Düzenin masalarında çözüm yok! Çözüm bağımsız sosyalist odak!

Bağımsız sosyalist odak

AKP ve MHP’nin orduyla birlikte yürüttüğü yarı askeri nitelikteki keyfi ve baskıcı yönetim (istibdad rejimi) artık halka yaka silktiriyor. Ekonomik çöküntü ve artan hayat pahalılığı sonucu geniş kitlelerin giderek yoksullaşması bunun başlıca sebebi. Pek çok insan iktidar değişimi için gözünü 2023’te yapılacağı söylenen seçime dikmiş durumda. AKP ve MHP’nin anketlerde eriyen Cumhur İttifakı karşısında, CHP ve İyi Parti’nin başını çektiği Millet İttifakı (Demokrat Parti ve Saadet Partisi de var) ve bunlara Gelecek ve Deva gibi AKP artığı partilerin eklenmesiyle oluşan “6’lı masa” yükselen bir odak olarak görülüyor.

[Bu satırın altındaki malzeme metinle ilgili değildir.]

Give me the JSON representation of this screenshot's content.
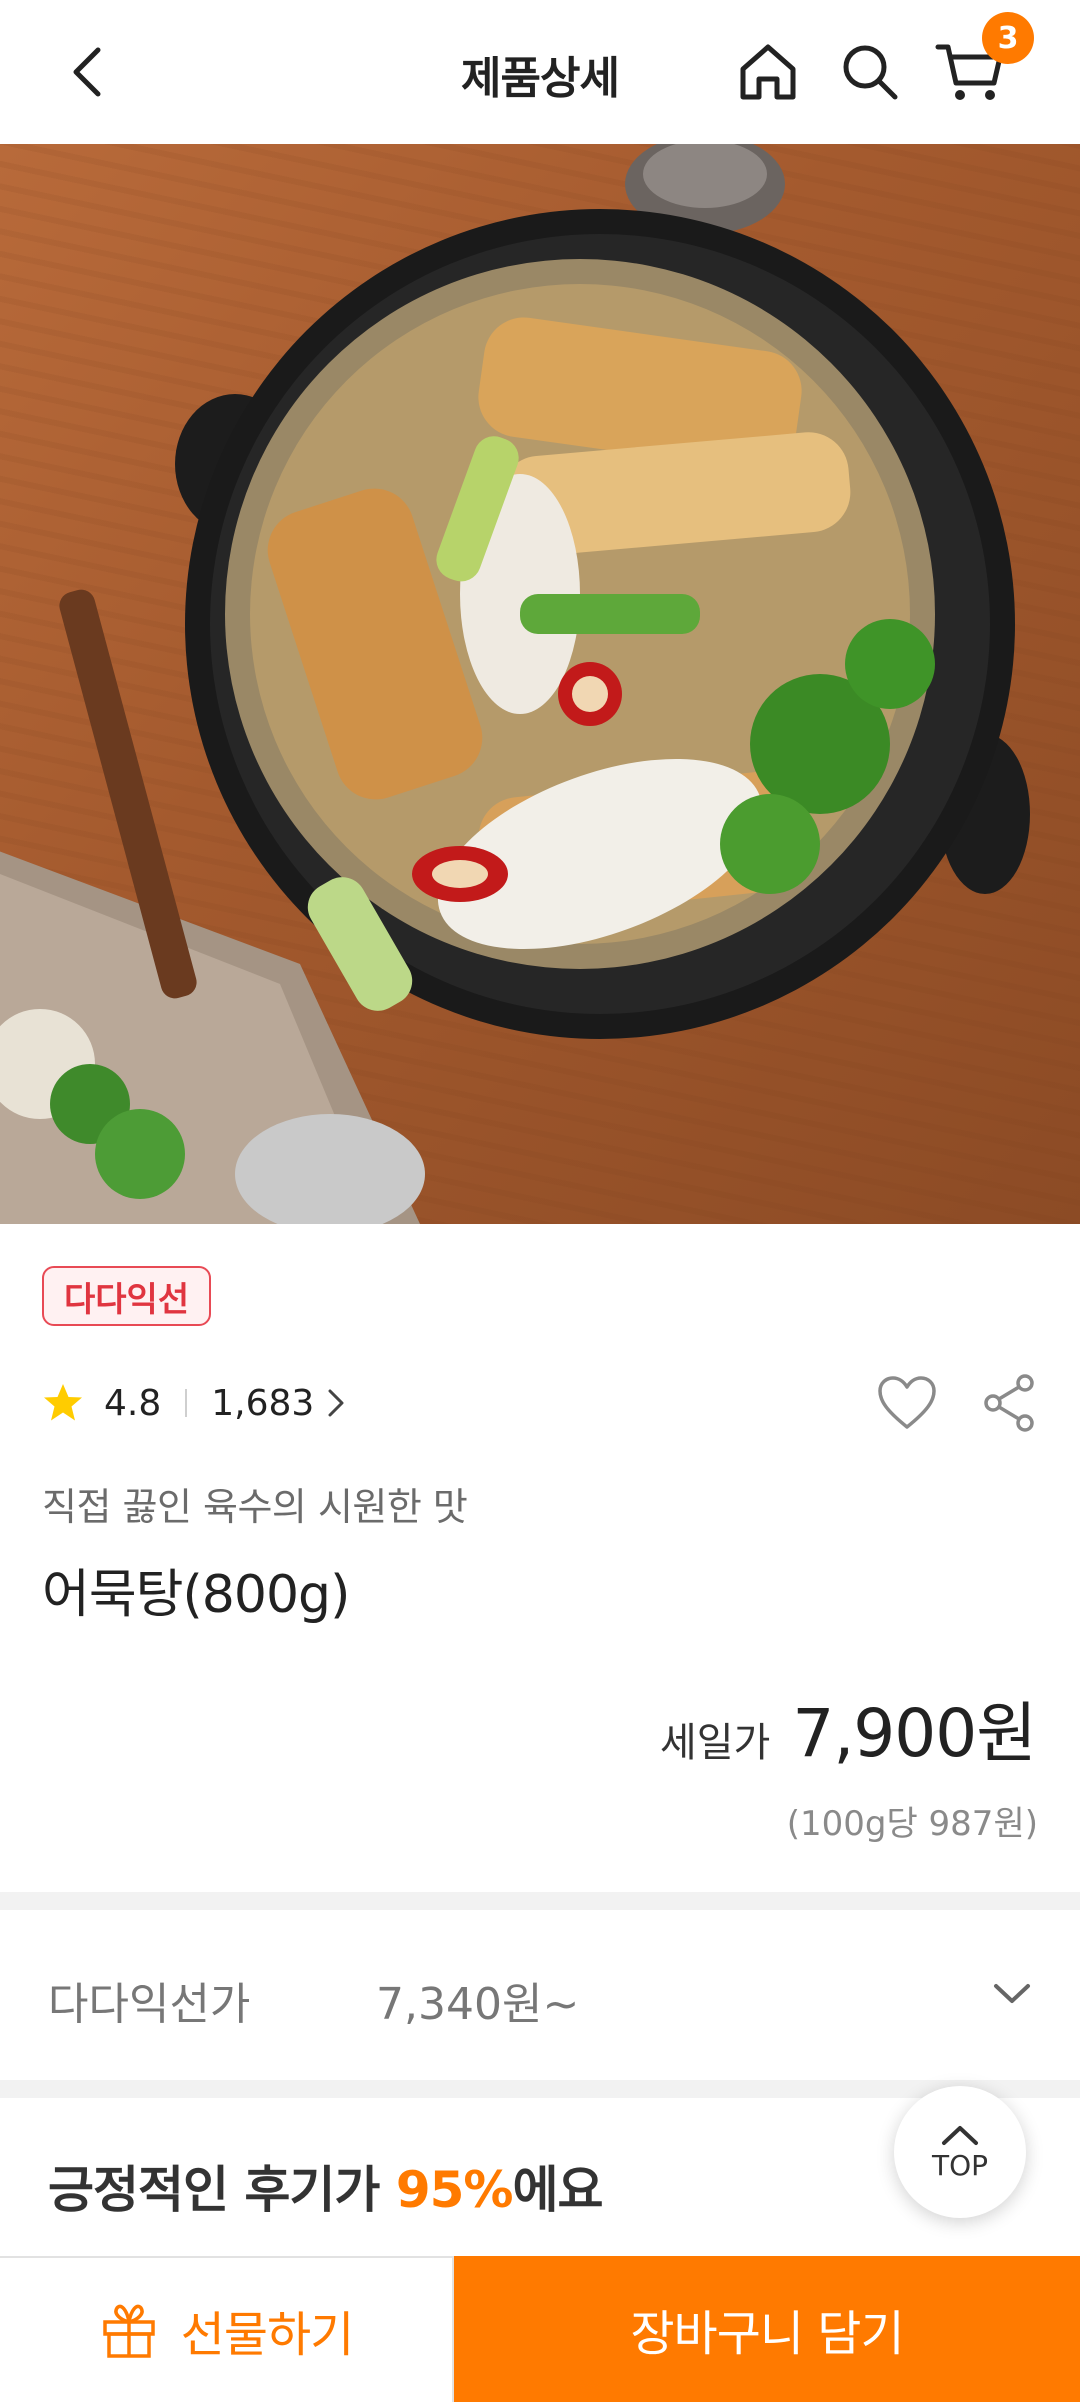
{
  "header": {
    "title": "제품상세",
    "cart_count": "3"
  },
  "product": {
    "image_alt": "어묵탕 (fish cake soup) in black pot on wooden table",
    "brand_badge": "다다익선",
    "rating": "4.8",
    "review_count": "1,683",
    "subtitle": "직접 끓인 육수의 시원한 맛",
    "name": "어묵탕(800g)",
    "price_label": "세일가",
    "price": "7,900원",
    "unit_price": "(100g당 987원)"
  },
  "member_price": {
    "label": "다다익선가",
    "value": "7,340원~"
  },
  "review_summary": {
    "prefix": "긍정적인 후기가 ",
    "percent": "95%",
    "suffix": "에요"
  },
  "top_button": {
    "label": "TOP"
  },
  "bottom_bar": {
    "gift_label": "선물하기",
    "cart_label": "장바구니 담기"
  },
  "colors": {
    "accent": "#ff7a00",
    "badge_red": "#e03540",
    "star": "#ffcc00"
  },
  "icons": [
    "back-arrow-icon",
    "home-icon",
    "search-icon",
    "cart-icon",
    "star-icon",
    "chevron-right-icon",
    "heart-icon",
    "share-icon",
    "chevron-down-icon",
    "chevron-up-icon",
    "gift-icon"
  ]
}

Ancak bu odağın da halka güven vermesi mümkün değil. Mesele sadece Gelecek ve Deva gibi AKP artıkları değil… CHP dahi izlediği politikalarla AKP’nin gölgesinden çıkmıyor. Cumhurbaşkanı adaylığı için adı geçen İstanbul Belediye Başkanı Ekrem İmamoğlu’nun siyasal İslamcılara ve faşistlere mavi boncuk dağıtan tavırları, Karadeniz gezisinde yanına aldığı Nagehan Alçı, Akif Beki ve Ertuğrul Özkök gibi iktidar yalakalığı ile kötü ün salmış gazetecilerle birleşince CHP tabanında, hatta onun adaylığını açıkça destekleyen İyi Parti seçmenlerinde de hayal kırıklığı yarattı.

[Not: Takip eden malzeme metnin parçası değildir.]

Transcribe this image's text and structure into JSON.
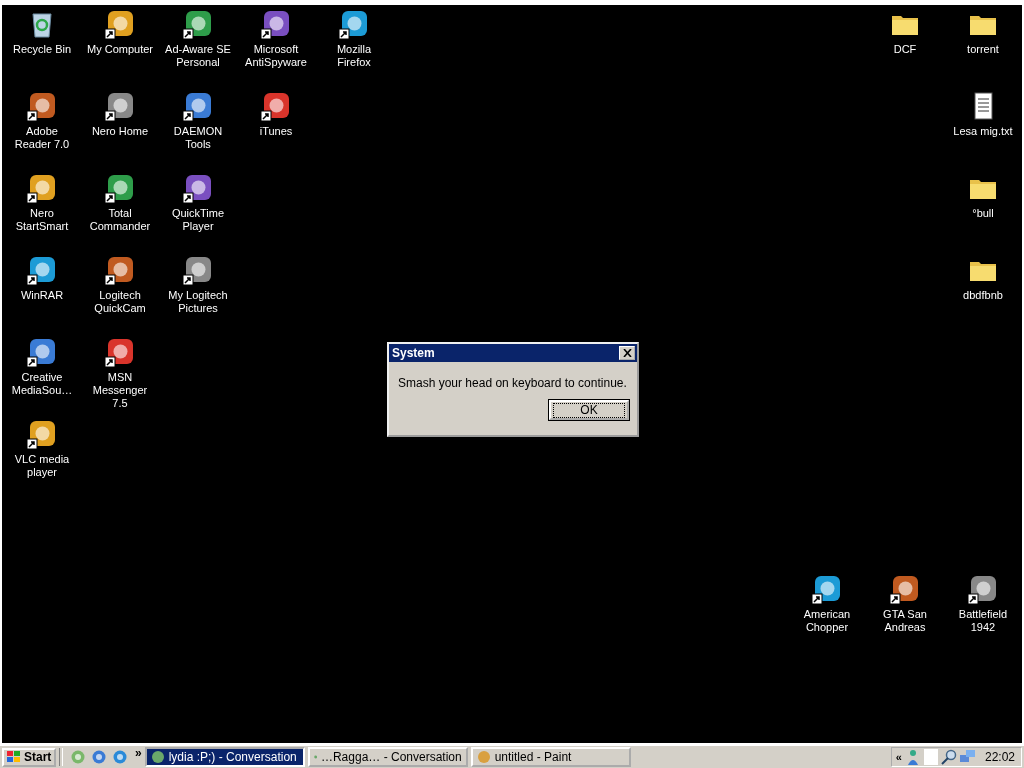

Bu kaçıncı hayal kırıklığı?

Bu hayal kırıklığını anlamak zor. Çünkü yaşananlar ilk de değil sürpriz de. CHP uzun süredir ekonomi politikasında açıkça eski AKP’li Ali Babacan’ı işaret ediyor. CHP lideri Kılıçdaroğlu’nun adaylığı konuşulsa da onun da uzun süre AKP’li Cumhurbaşkanı Abdullah Gül’ü Millet İttifakı’nın ortak adayı yapmak için ne kadar uğraştığı biliniyor. Tüm bunlara her fırsatta “devr-i sabık yaratmayacağız” diyerek AKP’li yıllarda halka karşı işlenmiş suçlardan hesap sormama yeminlerini de eklemeliyiz. 6’lı masanın ortak paydası olarak sunulan güçlendirilmiş parlamenter sistemin içeriği hâlâ belli değil. Geçiş sürecinin nasıl olacağı ise ısrarla muğlak bırakılıyor. Çünkü dertleri parlamenter sisteme geri dönüş bile değil. Emperyalizm ve sermaye tarafından, artık işlemediği herkesçe görülen düzenin bozuk çarklarını tamirle görevlendirilmiş bir yapı bu!

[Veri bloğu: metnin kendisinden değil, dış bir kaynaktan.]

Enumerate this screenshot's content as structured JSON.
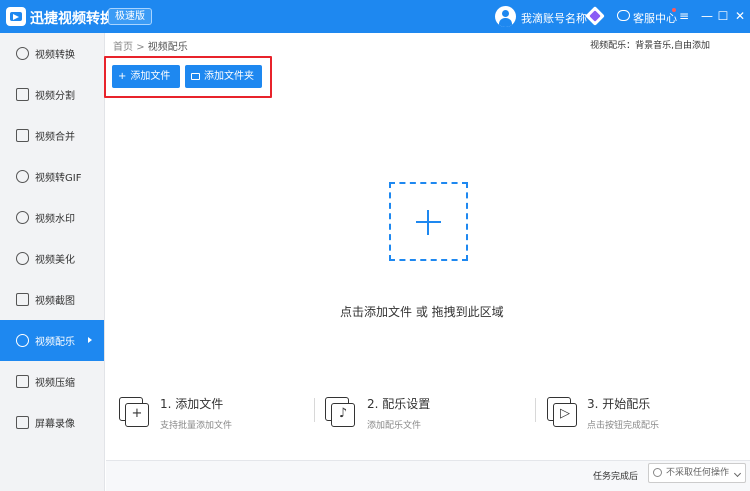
{
  "app": {
    "title": "迅捷视频转换器",
    "badge": "极速版"
  },
  "account": {
    "name": "我滴账号名称",
    "service": "客服中心"
  },
  "window": {
    "menu": "≡",
    "minimize": "—",
    "maximize": "☐",
    "close": "✕"
  },
  "sidebar": {
    "items": [
      {
        "label": "视频转换",
        "icon": "convert-icon"
      },
      {
        "label": "视频分割",
        "icon": "split-icon"
      },
      {
        "label": "视频合并",
        "icon": "merge-icon"
      },
      {
        "label": "视频转GIF",
        "icon": "gif-icon"
      },
      {
        "label": "视频水印",
        "icon": "watermark-icon"
      },
      {
        "label": "视频美化",
        "icon": "beautify-icon"
      },
      {
        "label": "视频截图",
        "icon": "screenshot-icon"
      },
      {
        "label": "视频配乐",
        "icon": "music-icon",
        "active": true
      },
      {
        "label": "视频压缩",
        "icon": "compress-icon"
      },
      {
        "label": "屏幕录像",
        "icon": "record-icon"
      }
    ]
  },
  "breadcrumb": {
    "home": "首页",
    "sep": ">",
    "current": "视频配乐"
  },
  "header_info": "视频配乐：背景音乐,自由添加",
  "toolbar": {
    "add_file": "添加文件",
    "add_folder": "添加文件夹",
    "add_file_glyph": "+"
  },
  "dropzone": {
    "text": "点击添加文件 或 拖拽到此区域"
  },
  "steps": [
    {
      "title": "1. 添加文件",
      "sub": "支持批量添加文件",
      "glyph": "+"
    },
    {
      "title": "2. 配乐设置",
      "sub": "添加配乐文件",
      "glyph": "♪"
    },
    {
      "title": "3. 开始配乐",
      "sub": "点击按钮完成配乐",
      "glyph": "▷"
    }
  ],
  "footer": {
    "label": "任务完成后",
    "select_value": "不采取任何操作"
  },
  "colors": {
    "brand": "#1e88f0",
    "highlight": "#e8232b",
    "sidebar_bg": "#f2f3f5"
  }
}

Yani Millet İttifakı ve 6’lı masa bas bas “ben bu kirli düzenin bir çarkıyım” diye bağırıyor.  Aslında halk da bunu duymuyor değil. Ancak seçim sisteminin yüzde 50+1’lik matematiği, düzen partilerinden medet ummanın, onların arkasına dizilmenin ve “AKP ve MHP seçmenini de kazanmalıyız” gerekçesiyle her türlü ilkesizliğinin gerekçesi haline getiriliyor. Ekrem İmamoğlu’nun hâl ve tavırlarına içerleyen pek çokları yakında bu gerekçelerle yeniden ikna edilecekler. Daha önce defalarca olduğu gibi… İnsanların gerçek bir alternatif görmemesi de kötünün iyisi düşüncesine teslim olmasının bir nedeni. HDP ve TİP’in merkezinde durduğu soldaki ittifak bile bu düzen partilerinin çatı adayına şimdiden açık çek verirken (bu yüzden onlara iki buçukuncu ittifak diyoruz) başka türlüsü nasıl olsun?        

Sınıf siyaseti: Oylardan önce insanları kazanmak!

Devrimci İşçi Partisi bu kısır döngüyü kırmak için farklı bir politika öneriyor. Oy toplamaktan önce yüzde 50+1’den çok daha fazlasını ifade eden işçi ve emekçileri sınıf mücadelesinde ve sınıf siyasetinde birleşmeye çağırıyor. Bu, sağcılık yaparak AKP ve MHP seçmeninden oy kapma çabasından çok daha gerçekçi ve somuttur. AKP ve MHP seçmeni özellikle ekonomik durum yüzünden kendi oy verdikleri partilerden uzaklaşsa da karşılarında bu partilerin taklitlerini bulduklarında gerisin geriye dönebilir. Geçmişte bu hep oldu. Oysa sınıf mücadeleleri 2023’ü beklemeden, hangi partiye oy vermiş olursa olsun işçileri emekçileri bugün ve şimdi ekmek kavgasında bir araya getiriyor. Düzenin siyasi acentelerinin aracılığı olmadan bu memleketin emekçi insanını buluşturan mücadelelerin artması sadece sandık sonuçlarının değil, ülkenin makus talihinin de kökten değişmesi demek. Düzen partilerinin şu ya da bu ittifakının dışında işçi sınıfının ve emekçi halkın siyasete ağırlığını koyması demek.

Devrimci İşçi Partisi düzen siyasetine karşı sınıf siyasetini savunuyor ve bu siyaseti düzen siyasetinin dışındaki sosyalist parti ve oluşumlarla birlikte yükseltme çağrısında bulunuyor. Devrimci İşçi Partisi diyor ki: Gelin bağımsız bir sosyalist odak kuralım, oydan önce insanları kazanalım! Cumhurbaşkanından milletvekillerine, seçimlere işçi sınıfının ve emekçi halkın adayları ile gidelim! Düzeni değiştirecek gerçek alternatifi, fabrikada, okulda, mahallede ve sandıkta hep birlikte inşa edelim!  

 

Bu yazı Gerçek gazetesinin Mayıs 2022 tarihli 152. sayısında yayınlanmıştır.